Google has released Advanced Analysis, a new tool that the company says will offer organizations using its Google Analytics 360 service more ways to explore and analyze website usage and performance data.

The tool is currently available in beta and incorporates three new techniques for finding data that can help website owners improve their understanding of how customers interact with their site. The goal is to help enable insights that organizations can use to improve user experience and to help them meet other business goals, according to the company.

The three new techniques that Google has introduced with Advanced Analysis are what the company calls Exploration, Funnel Analysis and Segment Overlap. Website operators can use any or all of the methods to develop a better understanding of their site audience in order to deliver more personalized experiences, said Dan Stone, Google product manager, in a blog May 17.

“For enterprises looking to better understand customer journeys, Advanced Analysis helps surface hard-to-find insights and makes it easy to put those insights into action,” Stone said.

The new data exploration feature available with Advanced Analysis basically enables “instant visualizations” of website data, according to Stone. By simply dragging and dropping variables and metrics into the analysis tool, administrators can view and compare multiple tabs in a single screen.

The Funnel Analysis technique is designed to provide web administrators and decision-makers with better visibility into the actions that users take on the site.
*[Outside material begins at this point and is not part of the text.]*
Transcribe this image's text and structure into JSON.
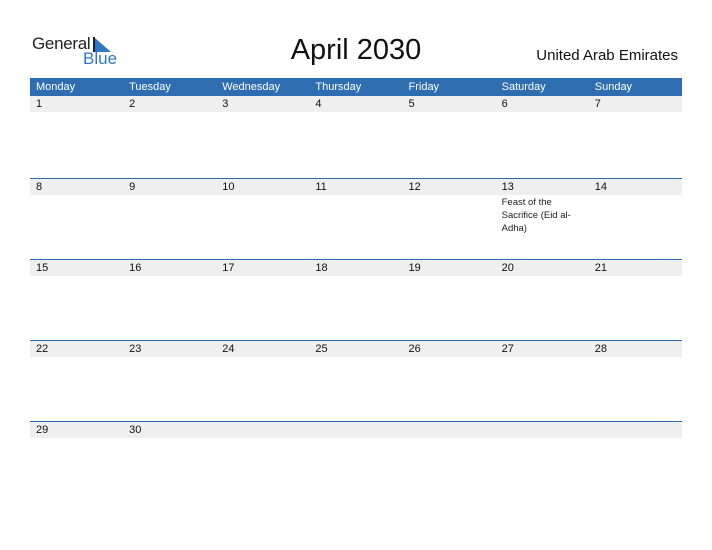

For example, Funnel Analysis can help administrators see the specific steps that a user might take to complete a purchase in more granular detail than currently possible so they can identify more opportunities to improve the process.
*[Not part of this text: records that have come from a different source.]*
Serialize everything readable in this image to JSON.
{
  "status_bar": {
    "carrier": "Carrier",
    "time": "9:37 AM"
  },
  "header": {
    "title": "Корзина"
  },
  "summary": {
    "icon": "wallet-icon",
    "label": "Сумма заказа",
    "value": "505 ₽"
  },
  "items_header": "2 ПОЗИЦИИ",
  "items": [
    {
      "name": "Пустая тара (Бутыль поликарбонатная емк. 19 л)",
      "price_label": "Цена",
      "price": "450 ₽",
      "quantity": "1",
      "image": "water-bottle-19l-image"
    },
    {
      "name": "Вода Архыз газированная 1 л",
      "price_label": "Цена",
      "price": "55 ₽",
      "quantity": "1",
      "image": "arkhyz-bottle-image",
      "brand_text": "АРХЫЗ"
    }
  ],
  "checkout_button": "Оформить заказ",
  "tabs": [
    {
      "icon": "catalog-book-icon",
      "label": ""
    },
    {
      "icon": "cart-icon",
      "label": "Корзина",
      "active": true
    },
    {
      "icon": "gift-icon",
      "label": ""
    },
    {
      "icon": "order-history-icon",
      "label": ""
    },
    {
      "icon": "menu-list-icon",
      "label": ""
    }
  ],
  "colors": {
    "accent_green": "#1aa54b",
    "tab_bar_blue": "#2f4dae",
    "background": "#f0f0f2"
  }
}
Currently, Google Analytics 360 allows website owners to break the purchase process into five steps—landing on the site, adding a product to the cart, starting checkout, starting payment and completing transaction. With Advanced Analysis, administrators can break the process down into as many as 10 smaller steps, so they can have a closer look at how the process works, Stone said.

Meanwhile, the Segment Overlap feature provides more insight into how specific website audience segments that an organization might have created are behaving. For example, Segment Analysis allows website owners to figure out how many first-time buyers on their sites are returning users and might become repeat buyers in the future.

Together, the features available in Advanced Analysis give website owners a way to surface new metrics and data for helping improve site experience and drive more sales. Advanced Analysis will become available in beta to Google Analytics 360 users in all regions in the coming weeks, Stone said.

Advanced Analysis continues Google’s efforts to give website owners better analytics tools for extracting more business value from website data. The company currently allows organizations using Analytics 360 to export web session and other anonymized user data to Google’s BigQuery analytics service so they can more quickly run queries against it.

The company also offers tools such as Google Optimize, which helps organizations conduct so-called A/B tests to figure out how users react to different versions of their website.